Many cities in North America experienced extreme weather during the 2013 holiday season.
On Dec. 22, Toronto was struck by an ice storm which caused trees to become covered with large amounts of ice. Although it was often beautiful, it was also destructive. Many of the trees couldn’t support the weight of the ice and branches came crashing down. Some of the branches took out power lines, so hundreds of thousands of people in the city were without power for hours or days.
Hydro, Bell telephone and other workers took to the streets to fix the problems. Many of them worked around the clock in extremely cold conditions; the temperature dropped below -30C some nights.
Alan Dawson is a Hydro worker in Toronto. He and his crew worked for 12 hours a day for more than a week, fixing street lights during the ice storm. He said people were so grateful to the workers that once when he went into a coffee shop to warm up, the customers stood up, clapping, showing their gratitude with a standing ovation.

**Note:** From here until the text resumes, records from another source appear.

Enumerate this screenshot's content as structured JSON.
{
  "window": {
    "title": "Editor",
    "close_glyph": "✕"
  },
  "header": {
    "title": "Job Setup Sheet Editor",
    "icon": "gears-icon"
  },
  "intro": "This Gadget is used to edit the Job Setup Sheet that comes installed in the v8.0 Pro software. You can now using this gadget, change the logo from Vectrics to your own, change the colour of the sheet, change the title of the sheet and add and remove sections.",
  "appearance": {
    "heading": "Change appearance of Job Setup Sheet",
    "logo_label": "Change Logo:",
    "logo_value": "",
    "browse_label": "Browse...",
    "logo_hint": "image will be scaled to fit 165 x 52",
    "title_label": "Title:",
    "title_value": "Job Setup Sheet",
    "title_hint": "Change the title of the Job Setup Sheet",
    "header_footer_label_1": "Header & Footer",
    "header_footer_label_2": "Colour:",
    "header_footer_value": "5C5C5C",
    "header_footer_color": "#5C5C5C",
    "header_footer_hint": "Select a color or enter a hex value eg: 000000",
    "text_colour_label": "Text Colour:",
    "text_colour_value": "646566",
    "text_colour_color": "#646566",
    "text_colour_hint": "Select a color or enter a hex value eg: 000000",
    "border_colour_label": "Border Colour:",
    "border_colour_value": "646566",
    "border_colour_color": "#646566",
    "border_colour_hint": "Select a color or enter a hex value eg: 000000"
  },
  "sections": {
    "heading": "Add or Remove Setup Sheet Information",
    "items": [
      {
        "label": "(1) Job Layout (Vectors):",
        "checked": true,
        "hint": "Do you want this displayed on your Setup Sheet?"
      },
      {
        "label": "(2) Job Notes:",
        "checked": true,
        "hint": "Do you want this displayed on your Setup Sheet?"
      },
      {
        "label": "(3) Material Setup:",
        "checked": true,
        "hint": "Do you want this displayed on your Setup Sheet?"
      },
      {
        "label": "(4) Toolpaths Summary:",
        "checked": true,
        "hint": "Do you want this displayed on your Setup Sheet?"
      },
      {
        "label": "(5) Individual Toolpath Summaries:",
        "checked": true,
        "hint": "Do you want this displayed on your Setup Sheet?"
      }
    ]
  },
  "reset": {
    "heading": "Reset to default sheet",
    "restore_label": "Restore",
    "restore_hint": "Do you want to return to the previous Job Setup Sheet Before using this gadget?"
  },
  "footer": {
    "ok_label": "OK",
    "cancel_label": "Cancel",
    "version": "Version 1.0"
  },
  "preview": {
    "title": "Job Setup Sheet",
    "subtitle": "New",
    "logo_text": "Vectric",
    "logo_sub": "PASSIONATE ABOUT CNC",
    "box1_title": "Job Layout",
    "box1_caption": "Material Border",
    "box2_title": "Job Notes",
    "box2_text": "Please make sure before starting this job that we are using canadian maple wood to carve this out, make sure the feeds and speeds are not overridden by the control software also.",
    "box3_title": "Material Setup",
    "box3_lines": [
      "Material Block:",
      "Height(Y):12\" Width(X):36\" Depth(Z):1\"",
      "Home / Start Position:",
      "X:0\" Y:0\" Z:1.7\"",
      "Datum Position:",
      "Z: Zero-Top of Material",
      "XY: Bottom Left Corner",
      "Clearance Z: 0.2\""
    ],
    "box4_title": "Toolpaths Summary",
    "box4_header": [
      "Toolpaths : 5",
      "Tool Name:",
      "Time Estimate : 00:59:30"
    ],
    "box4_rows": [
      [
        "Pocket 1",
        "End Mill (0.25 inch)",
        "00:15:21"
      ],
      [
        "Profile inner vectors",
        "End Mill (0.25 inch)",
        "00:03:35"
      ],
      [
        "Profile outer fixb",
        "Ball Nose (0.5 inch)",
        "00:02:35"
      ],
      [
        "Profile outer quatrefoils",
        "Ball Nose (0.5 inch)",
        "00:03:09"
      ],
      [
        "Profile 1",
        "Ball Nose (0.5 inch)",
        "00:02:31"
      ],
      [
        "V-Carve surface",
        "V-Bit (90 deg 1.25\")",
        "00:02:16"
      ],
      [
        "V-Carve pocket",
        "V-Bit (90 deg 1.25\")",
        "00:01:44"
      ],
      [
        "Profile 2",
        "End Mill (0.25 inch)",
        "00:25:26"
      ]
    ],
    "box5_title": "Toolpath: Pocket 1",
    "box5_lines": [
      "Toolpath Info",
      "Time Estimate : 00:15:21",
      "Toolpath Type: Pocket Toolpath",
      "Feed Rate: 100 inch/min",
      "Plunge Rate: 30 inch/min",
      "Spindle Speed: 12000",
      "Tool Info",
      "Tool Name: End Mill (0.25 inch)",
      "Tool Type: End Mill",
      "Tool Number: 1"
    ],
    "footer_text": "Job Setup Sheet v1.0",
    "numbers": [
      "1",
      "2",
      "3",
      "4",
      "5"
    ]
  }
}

Public shelters were opened in the city so people could get warm and eat a hot meal. Many of the city’s police stations served as temporary shelters.
Neighbours helped neighbours. Many people who had power took in others who did not.
Some people also noticed an unusual weather event called a “frost quake.” Also known as “cryoseisms,” they occur after there has been snow or rain combined with extremely cold temperatures.
A frost quake happens when ice in the ground is forming and expanding, building up pressure. It can feel like an earthquake and may shake the ground (like an earthquake) or make a loud booming noise. Frost quakes are not dangerous.
The Globe and Mail posted this excellent video (2:01) explaining frost quakes.
By Jonathan Tilly
Have you and your family ever been affected by extreme weather? What happened? How did you and/or your family cope? How do you and/or your family help neighbours during difficult times?
Reading Prompt: Making Inferences
It may be said that today’s article describes a cause and effect relationship. How so?
Make inferences about texts using stated and implied ideas from the texts as evidence (OME, Reading: 1.5).
Use stated and implied ideas in texts to make inferences and construct meaning (OME, Reading: 1.5).
Develop and explain interpretations of increasingly complex or difficult texts using stated and implied ideas from the texts to support their interpretations (OME, Reading: 1.5).
Grammar Feature: Scientific Language
Today’s article contains specific scientific language and terms. For example, the word “cryoseisms” is used to describe an unusual weather event called a “frost quake.”
When writing descriptively, why might an author benefit from including scientific terms? How are you affected by texts that include scientific vocabulary?